Ekspert rynku mówi nam też, że owoce z ciepłych krajów również są uprawiane w tunelach czy rękawach. - Na pewno przechodzą też przez sortowanie, żeby to był pierwszej klasy towar i dlatego tak pięknie wyglądają - zdradza Knera. Ale ze smakiem już niestety gorzej.
Warto jednak uważać przy zakupie importowanych owoców. Przypomnijmy, że w tamtym roku Główny Inspektorat Sanitarny został poinformowany poprzez System Wczesnego Ostrzegania o Niebezpiecznej Żywności i Paszach o wykryciu wirusa wywołującego wirusowe zapalenie wątroby typu A w jednej partii świeżych truskawek pochodzących z Maroka.
Polskie truskawki. Kiedy możemy się ich spodziewać?
Na polskie truskawki będzie trzeba jeszcze trochę poczekać. Pierwszych dostaw truskawek szklarniowych można się spodziewać pod koniec kwietnia. - To będą śladowe, kilkusetkilogramowe dostawy. Symboliczne - mówi nam rzecznik.

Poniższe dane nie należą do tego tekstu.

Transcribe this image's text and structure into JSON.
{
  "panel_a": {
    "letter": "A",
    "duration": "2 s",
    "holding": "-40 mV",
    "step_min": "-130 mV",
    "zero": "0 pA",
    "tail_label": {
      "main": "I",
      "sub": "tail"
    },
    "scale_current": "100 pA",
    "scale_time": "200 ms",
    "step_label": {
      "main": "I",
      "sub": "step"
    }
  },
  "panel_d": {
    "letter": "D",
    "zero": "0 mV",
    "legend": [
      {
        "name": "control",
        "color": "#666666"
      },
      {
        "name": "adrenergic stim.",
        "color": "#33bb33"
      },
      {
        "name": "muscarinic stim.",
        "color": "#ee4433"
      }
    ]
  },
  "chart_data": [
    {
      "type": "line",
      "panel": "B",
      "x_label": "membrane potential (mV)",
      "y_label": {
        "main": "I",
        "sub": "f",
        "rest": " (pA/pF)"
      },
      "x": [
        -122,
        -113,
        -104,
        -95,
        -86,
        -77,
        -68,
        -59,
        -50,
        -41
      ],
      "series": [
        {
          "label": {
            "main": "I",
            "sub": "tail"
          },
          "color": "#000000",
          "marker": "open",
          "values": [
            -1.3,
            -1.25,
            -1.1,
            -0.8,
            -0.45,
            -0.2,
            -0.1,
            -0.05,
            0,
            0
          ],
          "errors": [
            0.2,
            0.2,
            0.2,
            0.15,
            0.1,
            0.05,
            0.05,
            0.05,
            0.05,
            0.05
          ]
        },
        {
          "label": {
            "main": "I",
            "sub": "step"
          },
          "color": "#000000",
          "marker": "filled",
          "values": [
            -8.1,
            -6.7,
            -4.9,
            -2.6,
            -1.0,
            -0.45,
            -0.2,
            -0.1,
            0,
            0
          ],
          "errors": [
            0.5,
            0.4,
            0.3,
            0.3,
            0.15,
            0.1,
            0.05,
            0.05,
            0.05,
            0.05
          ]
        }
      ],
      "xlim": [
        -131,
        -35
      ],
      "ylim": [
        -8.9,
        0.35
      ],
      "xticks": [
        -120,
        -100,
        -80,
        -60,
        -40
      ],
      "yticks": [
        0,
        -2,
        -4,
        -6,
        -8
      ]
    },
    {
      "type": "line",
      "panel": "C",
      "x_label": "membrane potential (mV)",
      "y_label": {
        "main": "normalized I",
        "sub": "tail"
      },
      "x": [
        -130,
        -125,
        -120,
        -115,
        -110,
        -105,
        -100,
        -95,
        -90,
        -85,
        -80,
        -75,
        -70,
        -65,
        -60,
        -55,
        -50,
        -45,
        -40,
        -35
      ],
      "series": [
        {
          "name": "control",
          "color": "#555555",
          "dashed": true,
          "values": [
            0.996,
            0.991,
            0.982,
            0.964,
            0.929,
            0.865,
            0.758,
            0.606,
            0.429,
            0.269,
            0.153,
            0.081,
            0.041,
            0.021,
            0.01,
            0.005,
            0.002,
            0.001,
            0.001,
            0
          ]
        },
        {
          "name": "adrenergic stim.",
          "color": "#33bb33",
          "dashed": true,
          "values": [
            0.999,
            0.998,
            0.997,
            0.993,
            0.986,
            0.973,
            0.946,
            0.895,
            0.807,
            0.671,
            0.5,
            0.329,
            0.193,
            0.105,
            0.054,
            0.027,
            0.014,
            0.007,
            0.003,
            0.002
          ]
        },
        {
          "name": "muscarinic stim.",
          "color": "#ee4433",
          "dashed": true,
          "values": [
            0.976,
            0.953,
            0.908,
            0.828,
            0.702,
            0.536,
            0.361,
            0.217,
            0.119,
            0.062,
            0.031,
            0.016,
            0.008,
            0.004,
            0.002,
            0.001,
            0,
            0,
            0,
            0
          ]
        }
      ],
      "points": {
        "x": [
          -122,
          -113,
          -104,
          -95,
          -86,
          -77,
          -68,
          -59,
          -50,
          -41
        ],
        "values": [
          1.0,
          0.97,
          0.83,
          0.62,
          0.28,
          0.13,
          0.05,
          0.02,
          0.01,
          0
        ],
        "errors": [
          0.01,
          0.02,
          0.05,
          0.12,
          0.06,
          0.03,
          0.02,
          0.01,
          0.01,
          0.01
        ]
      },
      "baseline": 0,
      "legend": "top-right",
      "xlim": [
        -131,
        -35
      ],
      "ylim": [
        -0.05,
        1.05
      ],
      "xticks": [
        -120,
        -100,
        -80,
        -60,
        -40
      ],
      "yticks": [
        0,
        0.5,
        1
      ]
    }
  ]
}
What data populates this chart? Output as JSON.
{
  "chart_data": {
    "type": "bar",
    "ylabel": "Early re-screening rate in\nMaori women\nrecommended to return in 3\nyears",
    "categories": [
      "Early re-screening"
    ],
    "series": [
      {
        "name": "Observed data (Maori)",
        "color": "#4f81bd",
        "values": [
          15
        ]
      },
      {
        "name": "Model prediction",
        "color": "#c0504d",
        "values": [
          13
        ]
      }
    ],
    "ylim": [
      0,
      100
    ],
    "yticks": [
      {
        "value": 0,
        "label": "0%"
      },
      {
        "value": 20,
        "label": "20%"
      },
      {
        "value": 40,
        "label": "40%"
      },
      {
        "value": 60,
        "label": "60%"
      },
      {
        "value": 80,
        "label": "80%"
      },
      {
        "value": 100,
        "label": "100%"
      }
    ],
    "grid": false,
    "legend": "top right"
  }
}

- Pierwsza połowa maja - to truskawki uprawiane w tunelach. Druga połowa maja - to są truskawki gruntowe, które były przykrywane. A pierwsza połowa czerwca to takie, które rosły "na żywioł", bez wspomagania - wyjaśnia Knera.
Wiele i tak będzie zależało od pogody, ponieważ wiosna zbytnio nie rozpieszcza.
- Do 15 maja jest ryzyko przymrozków. Co prawda, teraz większość tych upraw jednak jest w jakiś sposób zabezpieczona. Większość plantacji stara się działać profesjonalnie. Jeżeli ktoś chce zarobić, to musi się zabezpieczyć przy tych różnych ryzykach klimatycznych. Więc ta grupa na pewno będzie miała ofertę - uspokaja ekspert.